Маргарита де Валуа. История женщины, история мифа - страница 184
В 1843 г. Анаис де Року, известный как Базен, опубликовал длинную статью под заголовком «Королева Маргарита», где покончил с этими измышлениями. Это серьезное исследование, где исправлены многие ошибки, в частности, дата рождения Маргариты (1553, а не 1552 г.). Может быть, в первый раз историк попытался понять Маргариту на основе данных, какие предоставляла эпоха, а не какого-то позднейшего суждения. Так, в отношении королевы к супругу после того, как она с ним рассталась, нет ничего удивительного, — полагал он, — если учесть тот факт, что он был отлучен, политически полностью изолирован и что в нем к тому моменту нельзя было угадать будущего великого короля. Кроме того, Базен внимательно прочел предшественников, со знанием дела выявляя у них нестыковки и предлагая новые толкования. К примеру, он отметил противоречие в рассказе д'Обинье-историка, когда тот возлагает на Маргариту ответственность одновременно за мир и за войну в 1579–1580 гг. Он посмеялся над «твердолобыми гугенотами, верившими, что их святому делу повредило противоестественное сочетание галантности и женской злопамятности»[785]. Он размышлял над некоторыми оверньскими загадками, предложил датировку «Рассуждения» Брантома и счел возможным утверждать, что Маргарита не имеет отношения к задержкам, возникавшим в ходе процедуры развода: противодействие королевы, по его мнению, выдумал Сюлли, и он же сочинил письмо, где она упоминала «шлюху» Габриэль.

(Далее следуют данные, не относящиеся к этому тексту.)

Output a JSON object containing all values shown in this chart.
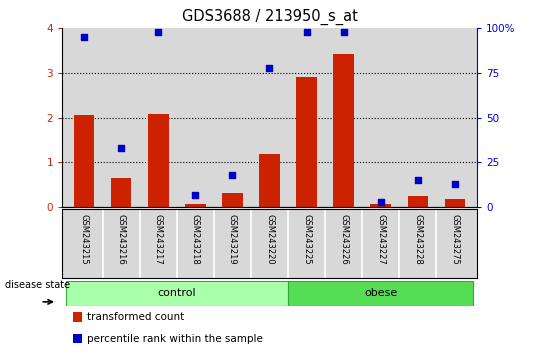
{
  "title": "GDS3688 / 213950_s_at",
  "samples": [
    "GSM243215",
    "GSM243216",
    "GSM243217",
    "GSM243218",
    "GSM243219",
    "GSM243220",
    "GSM243225",
    "GSM243226",
    "GSM243227",
    "GSM243228",
    "GSM243275"
  ],
  "transformed_count": [
    2.05,
    0.65,
    2.08,
    0.08,
    0.32,
    1.18,
    2.9,
    3.42,
    0.08,
    0.25,
    0.18
  ],
  "percentile_rank": [
    95,
    33,
    98,
    7,
    18,
    78,
    98,
    98,
    3,
    15,
    13
  ],
  "groups": [
    {
      "label": "control",
      "start": 0,
      "end": 6,
      "color": "#aaffaa",
      "edge": "#33aa33"
    },
    {
      "label": "obese",
      "start": 6,
      "end": 11,
      "color": "#55dd55",
      "edge": "#33aa33"
    }
  ],
  "bar_color": "#cc2200",
  "dot_color": "#0000cc",
  "ylim_left": [
    0,
    4
  ],
  "ylim_right": [
    0,
    100
  ],
  "yticks_left": [
    0,
    1,
    2,
    3,
    4
  ],
  "yticks_right": [
    0,
    25,
    50,
    75,
    100
  ],
  "ytick_labels_right": [
    "0",
    "25",
    "50",
    "75",
    "100%"
  ],
  "axis_bg": "#d8d8d8",
  "bar_width": 0.55
}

Опираясь на последние документы, опубликованные к тому времени, Базен предложил полностью новую трактовку этого исторического персонажа. Из писем королю Наваррскому за 1582 г. возникает образ «женщины, принявшей решение и заявившей о том, чего может ждать и что может добровольно отдать при разделе, но которая тем не менее остается по отношению к мужу доброй, нежной, предупредительной, покорной, она полностью предана его интересам и приспосабливается к его желаниям». В письмах Шанваллону он видит только «сожаления, желания, чувства, мысли […]; их можно было бы принять за очерки по любовной риторике, чисто литературные упражнения незанятого сердца, и в таком качестве они сделали бы мало чести таланту писателя». Что касается «Мемуаров», «к сожалению, незавершенных», то это «рассказ, исполненный наивной прелести и свежести, автор которого не говорит всего, но о том, что согласен сказать, предоставляет самые надежные сведения». Низости же, приписываемые ей в юссонский период, неправдоподобны: «С той вялой утонченностью, деликатной чувственностью, за какую [хулители] упрекают ее в других местах, менее всего вяжется грубая и безоглядная ярость, какую в их описании она проявляла здесь, отбрасывая всякое отвращение и всякую гордость»[786].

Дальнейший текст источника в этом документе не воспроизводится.